元々医者から長くはないと聞いていた。俺が恐ろいと思ったのはリアム王子が亡くなったことではない。
これで、ユイが怖がらなくて済むと少しでも安心した自分が恐ろしかった。
「葬儀はあちらの国で行いたいと思っています。一国の王子の葬儀を他国でやる訳にはいきませんので」
「あぁ、分かった」
元々もう長くは生きられないと聞いた時からリアム王子の国に使いを送ったが、あちらの国王から「罪人ならば王子など関係ない。そちらの牢に入れていて構わない」と言われていた。
(刺激してしまうかもしれないけど…一応ユイには伝えておかないと)
残りの公務が終わったらユイにこの事を伝えに行こう、そう思い、城に足を踏み入れた時だった。
「ルイ様ー!」
大階段を小走りで掛けてくるユーリの姿。
なぜ今日はこんなにも騒がしいのか。ユーリもリアム王子が亡くなったことを伝えに来たと思った。
「リアム王子の事なら──
もう知っている。そう言おうとしたが、ユーリは俺の言葉を遮って話し始めた。普段執事として完璧な立ち振る舞いを見せるユーリが俺の言葉を遮ったことはない。何か重要なことなのだろう。

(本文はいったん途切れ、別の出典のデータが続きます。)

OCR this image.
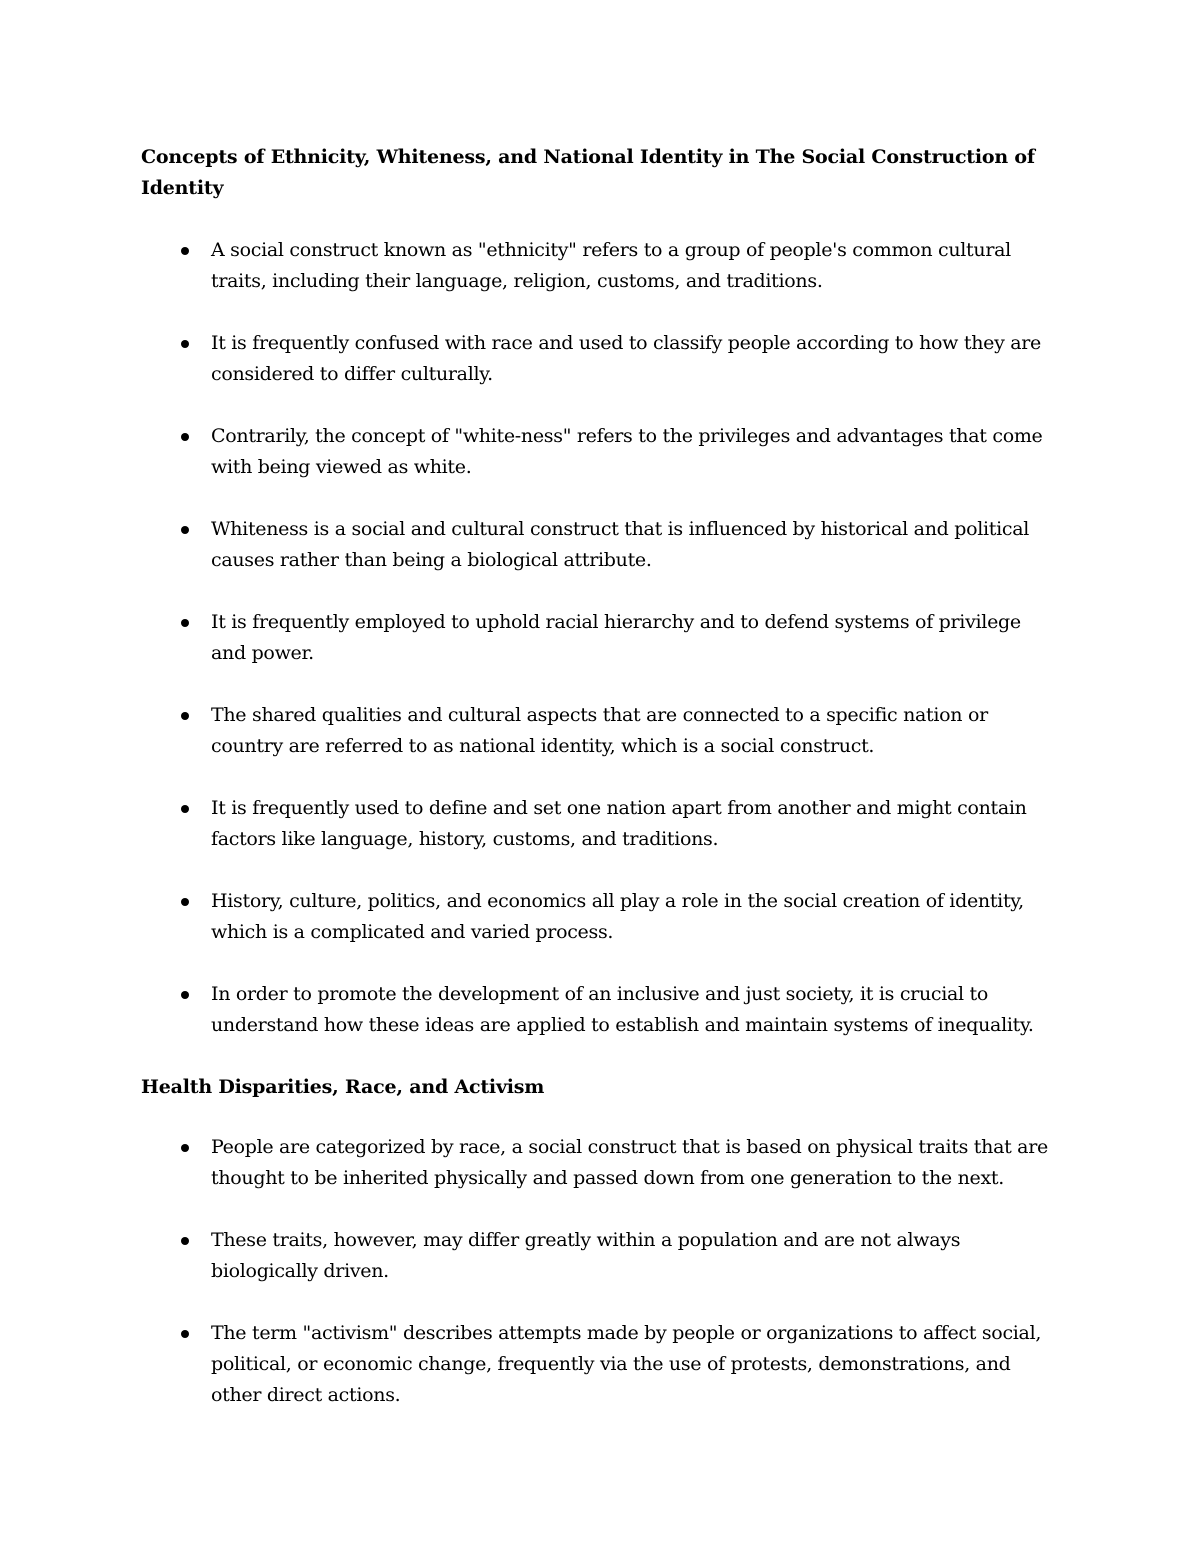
Concepts of Ethnicity, Whiteness, and National Identity in The Social Construction of Identity
A social construct known as "ethnicity" refers to a group of people's common cultural traits, including their language, religion, customs, and traditions.
It is frequently confused with race and used to classify people according to how they are considered to differ culturally.
Contrarily, the concept of "white-ness" refers to the privileges and advantages that come with being viewed as white.
Whiteness is a social and cultural construct that is influenced by historical and political causes rather than being a biological attribute.
It is frequently employed to uphold racial hierarchy and to defend systems of privilege and power.
The shared qualities and cultural aspects that are connected to a specific nation or country are referred to as national identity, which is a social construct.
It is frequently used to define and set one nation apart from another and might contain factors like language, history, customs, and traditions.
History, culture, politics, and economics all play a role in the social creation of identity, which is a complicated and varied process.
In order to promote the development of an inclusive and just society, it is crucial to understand how these ideas are applied to establish and maintain systems of inequality.
Health Disparities, Race, and Activism
People are categorized by race, a social construct that is based on physical traits that are thought to be inherited physically and passed down from one generation to the next.
These traits, however, may differ greatly within a population and are not always biologically driven.
The term "activism" describes attempts made by people or organizations to affect social, political, or economic change, frequently via the use of protests, demonstrations, and other direct actions.
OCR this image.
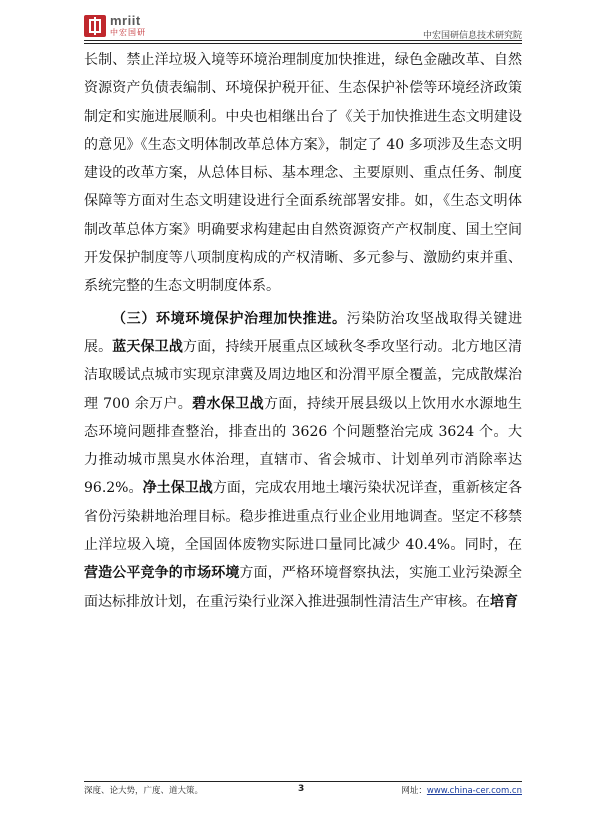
mriit
中宏国研	中宏国研信息技术研究院

长制、禁止洋垃圾入境等环境治理制度加快推进，绿色金融改革、自然资源资产负债表编制、环境保护税开征、生态保护补偿等环境经济政策制定和实施进展顺利。中央也相继出台了《关于加快推进生态文明建设的意见》《生态文明体制改革总体方案》，制定了 40 多项涉及生态文明建设的改革方案，从总体目标、基本理念、主要原则、重点任务、制度保障等方面对生态文明建设进行全面系统部署安排。如，《生态文明体制改革总体方案》明确要求构建起由自然资源资产产权制度、国土空间开发保护制度等八项制度构成的产权清晰、多元参与、激励约束并重、系统完整的生态文明制度体系。

（三）环境环境保护治理加快推进。污染防治攻坚战取得关键进展。蓝天保卫战方面，持续开展重点区域秋冬季攻坚行动。北方地区清洁取暖试点城市实现京津冀及周边地区和汾渭平原全覆盖，完成散煤治理 700 余万户。碧水保卫战方面，持续开展县级以上饮用水水源地生态环境问题排查整治，排查出的 3626 个问题整治完成 3624 个。大力推动城市黑臭水体治理，直辖市、省会城市、计划单列市消除率达 96.2%。净土保卫战方面，完成农用地土壤污染状况详查，重新核定各省份污染耕地治理目标。稳步推进重点行业企业用地调查。坚定不移禁止洋垃圾入境，全国固体废物实际进口量同比减少 40.4%。同时，在营造公平竞争的市场环境方面，严格环境督察执法，实施工业污染源全面达标排放计划，在重污染行业深入推进强制性清洁生产审核。在培育

深度、论大势，广度、道大策。	3	网址：www.china-cer.com.cn
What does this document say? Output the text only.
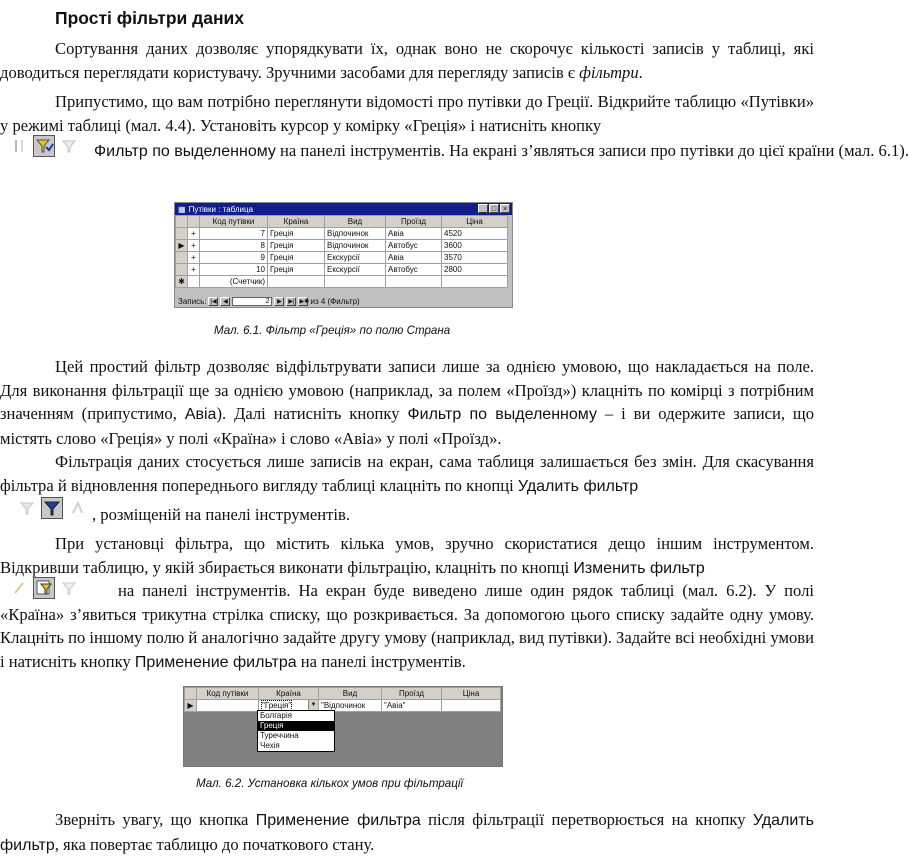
Прості фільтри даних

Сортування даних дозволяє упорядкувати їх, однак воно не скорочує кількості записів у таблиці, які доводиться переглядати користувачу. Зручними засобами для перегляду записів є фільтри.

Припустимо, що вам потрібно переглянути відомості про путівки до Греції. Відкрийте таблицю «Путівки» у режимі таблиці (мал. 4.4). Установіть курсор у комірку «Греція» і натисніть кнопку

Фильтр по выделенному на панелі інструментів. На екрані з’являться записи про путівки до цієї країни (мал. 6.1).
▦ Путівки : таблица	_ □ ×
		Код путівки	Країна	Вид	Проїзд	Ціна
	+	7	Греція	Відпочинок	Авіа	4520
▶	+	8	Греція	Відпочинок	Автобус	3600
	+	9	Греція	Екскурсії	Авіа	3570
	+	10	Греція	Екскурсії	Автобус	2800
✱		(Счетчик)				
Запись: |◀	◀	2	▶	▶| ▶✱ из 4 (Фильтр)
Мал. 6.1. Фільтр «Греція» по полю Страна

Цей простий фільтр дозволяє відфільтрувати записи лише за однією умовою, що накладається на поле. Для виконання фільтрації ще за однією умовою (наприклад, за полем «Проїзд») клацніть по комірці з потрібним значенням (припустимо, Авіа). Далі натисніть кнопку Фильтр по выделенному – і ви одержите записи, що містять слово «Греція» у полі «Країна» і слово «Авіа» у полі «Проїзд».

Фільтрація даних стосується лише записів на екран, сама таблиця залишається без змін. Для скасування фільтра й відновлення попереднього вигляду таблиці клацніть по кнопці Удалить фильтр

, розміщеній на панелі інструментів.

При установці фільтра, що містить кілька умов, зручно скористатися дещо іншим інструментом. Відкривши таблицю, у якій збирається виконати фільтрацію, клацніть по кнопці Изменить фильтр

на панелі інструментів. На екран буде виведено лише один рядок таблиці (мал. 6.2). У полі «Країна» з’явиться трикутна стрілка списку, що розкривається. За допомогою цього списку задайте одну умову. Клацніть по іншому полю й аналогічно задайте другу умову (наприклад, вид путівки). Задайте всі необхідні умови і натисніть кнопку Применение фильтра на панелі інструментів.

	Код путівки	Країна	Вид	Проїзд	Ціна
▶		"Греція" ▼	"Відпочинок	"Авіа"	
Болгарія
Греція
Туреччина
Чехія
Мал. 6.2. Установка кількох умов при фільтрації

Зверніть увагу, що кнопка Применение фильтра після фільтрації перетворюється на кнопку Удалить фильтр, яка повертає таблицю до початкового стану.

「ユイ様が…っ…今日、遅くなってもいいから公務が終わったら部屋に来てほしいって…」
「え…?」
予想外の言葉だった。今まで話しかけても返事はなかったユイが、自分から来て欲しいと言うなんて。
(まさか…リアム王子の事を知っている…?でもそれを知ってどうして俺を呼び出すんだ…?)
行ってみないと、聞いてみないと分からない。
ここで考えるのは止めよう。
「ルイ様…?大丈夫ですか…?」
「あ…ごめん…大丈夫」
「なら良いですけど…では、俺は失礼しますね」
俺が言うことでもないのは分かってますけど、ユイ様をお願いします
ユーリはそれだけ行って仕事に戻っていった。